There were some evolutions though. My wonderful critique partner Sara gave the manuscript its first eagle-eyed edit, but will forever miss the stanza I nixed about little lobsters basking in the shallows (so I’m immortalizing it here in her honour). The order of stanzas also changed when I realized that I could create a slow buildup from the more relaxed swimming scenes to the more intense ones. Finally, after some sound advice about pacing from author Shauntay Grant, I extended the climactic scene into a series of verbs—“rising, floating, daring” etc.—which are all actions featured in previous spreads. I’m proud of this edit because I wanted to hint at the notion that all the experiences and skills gained on the other pages contribute to successfully tackling the biggest swim of the book—but I also wanted it to be subtle enough that it’s not the whole point of the story. We already have so much linear goal-oriented thinking and language in our lives, and kids don’t need more of that in their faces.
Me: I love that! You are both the author and the illustrator of this wonderful story. The illustrations are every bit as stunning as the text. This is an incredible debut picture book. What was harder, the writing or the illustrating of it? Why?
Jack: Thank you! I mentioned above that I identify 50/50 as author/illustrator, but illustrating was definitely the more intensive part of this project. Part of the reason was that I had more or less finalized the text at my leisure before submitting it to publishers, while the illustrating work happened after acquisition and was my first go at completing a book on a timeline and figuring out how long each step of the process needed (spoiler alert: it’s always more than you think). I also had so much to learn on-the-job, from digitizing the images properly to managing crises of confidence! I want to thank my art directors, Patti Anni Harris for her oracle-like wisdom, and Doan Buu for guiding me through every last step of the process.
Me: In your back matter, you mentioned several fears around swimming. You also mentioned the appropriate safety precautions to take in each environment as you researched. Yet your love of swimming and the water shines through here so wonderfully. Do you now love to swim as well? If so, was it one moment in time that changed your opinion of swimming?
Jack: I’m still kind of afraid of swimming—I think it’s a healthy fear, to be wary of open waters!
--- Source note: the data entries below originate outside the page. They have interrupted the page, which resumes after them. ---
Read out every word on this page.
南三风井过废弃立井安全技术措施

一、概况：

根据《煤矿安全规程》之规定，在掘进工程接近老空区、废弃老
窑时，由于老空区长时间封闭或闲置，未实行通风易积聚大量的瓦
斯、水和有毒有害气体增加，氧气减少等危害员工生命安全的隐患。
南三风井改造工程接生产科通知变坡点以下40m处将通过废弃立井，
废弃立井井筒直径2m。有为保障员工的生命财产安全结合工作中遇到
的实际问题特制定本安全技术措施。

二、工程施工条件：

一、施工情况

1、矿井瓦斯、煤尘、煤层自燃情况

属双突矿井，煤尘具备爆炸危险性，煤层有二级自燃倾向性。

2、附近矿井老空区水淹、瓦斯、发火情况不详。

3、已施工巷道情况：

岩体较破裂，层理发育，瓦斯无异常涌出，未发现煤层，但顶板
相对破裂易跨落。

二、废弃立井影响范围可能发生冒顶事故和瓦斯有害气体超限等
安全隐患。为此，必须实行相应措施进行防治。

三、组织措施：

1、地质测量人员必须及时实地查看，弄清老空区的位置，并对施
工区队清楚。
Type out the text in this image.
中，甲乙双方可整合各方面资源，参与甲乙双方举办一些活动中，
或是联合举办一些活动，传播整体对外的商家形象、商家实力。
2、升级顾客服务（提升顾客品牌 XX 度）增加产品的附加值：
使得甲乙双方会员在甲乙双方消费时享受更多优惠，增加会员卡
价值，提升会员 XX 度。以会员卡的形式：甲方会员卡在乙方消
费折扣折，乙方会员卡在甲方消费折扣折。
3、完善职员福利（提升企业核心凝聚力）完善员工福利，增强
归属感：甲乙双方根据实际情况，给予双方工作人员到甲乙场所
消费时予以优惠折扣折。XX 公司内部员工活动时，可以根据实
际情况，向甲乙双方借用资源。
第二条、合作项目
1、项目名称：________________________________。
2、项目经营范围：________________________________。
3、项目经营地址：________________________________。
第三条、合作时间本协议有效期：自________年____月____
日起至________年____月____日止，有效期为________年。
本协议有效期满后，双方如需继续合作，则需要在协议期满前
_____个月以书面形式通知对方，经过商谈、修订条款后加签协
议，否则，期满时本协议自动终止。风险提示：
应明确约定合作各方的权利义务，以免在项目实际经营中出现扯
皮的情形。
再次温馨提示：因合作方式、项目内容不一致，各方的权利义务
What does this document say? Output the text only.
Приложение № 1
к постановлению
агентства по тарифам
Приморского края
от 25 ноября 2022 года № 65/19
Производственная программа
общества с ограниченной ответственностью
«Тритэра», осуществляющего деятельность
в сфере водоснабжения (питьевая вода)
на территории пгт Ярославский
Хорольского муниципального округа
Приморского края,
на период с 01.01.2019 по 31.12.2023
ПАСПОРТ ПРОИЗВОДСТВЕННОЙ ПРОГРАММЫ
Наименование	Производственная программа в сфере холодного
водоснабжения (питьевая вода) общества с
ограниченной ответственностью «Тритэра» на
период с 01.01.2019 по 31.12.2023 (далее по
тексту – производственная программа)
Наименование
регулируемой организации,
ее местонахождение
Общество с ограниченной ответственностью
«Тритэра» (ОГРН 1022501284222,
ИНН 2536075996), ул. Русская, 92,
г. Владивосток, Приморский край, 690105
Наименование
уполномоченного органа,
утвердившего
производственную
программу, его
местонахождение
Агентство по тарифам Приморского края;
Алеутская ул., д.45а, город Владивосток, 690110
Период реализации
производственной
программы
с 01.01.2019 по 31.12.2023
However, my hesitations around swimming as a child had to do with things other than just the water, including being a Chinese kid among mostly white classmates (at least when we first moved to Canada) which contributed to a lot of anxiety around being singled out for body differences. There wasn’t a single moment when my opinion changed, but in my adulthood I moved to Nova Scotia (on the east coast of Canada), where swimming outdoors is such a popular pastime—and I learned to love interacting with the water in a way that wasn’t mediated within a confined social setting. So now, as much as the water still makes me uncomfortable, the thrill and magic of it keeps me going back for more.
Me: Yes! Any advice for new picture book writers and/or illustrators?
Jack: Try not to write with an agenda. If the process for When You Can Swim is any indication (it certainly taught me a lot, upon reflection!), a book can start as just a series of sensory details, or an anecdotal event, without a message already worn on its sleeve… those ideas and themes can grow and become integral to the story, even if it didn’t come to you from the get-go. I do worry about seeing writing that feels strongly like it was agenda-first, rather than from a place of discovery.
That is such great advice. Thank you for stopping by my blog today Jack.
Dear readers, this book was just released into the world this week. It’s a glorious exploration of the nature of water, the fear (or respect) of swimming in the wild, and all the joys and excitements that come from first learning to swim. The text and the illustrations both are exuberant and somehow manage to contain the zen I feel every time I enter the ocean to swim myself. Don’t miss this one!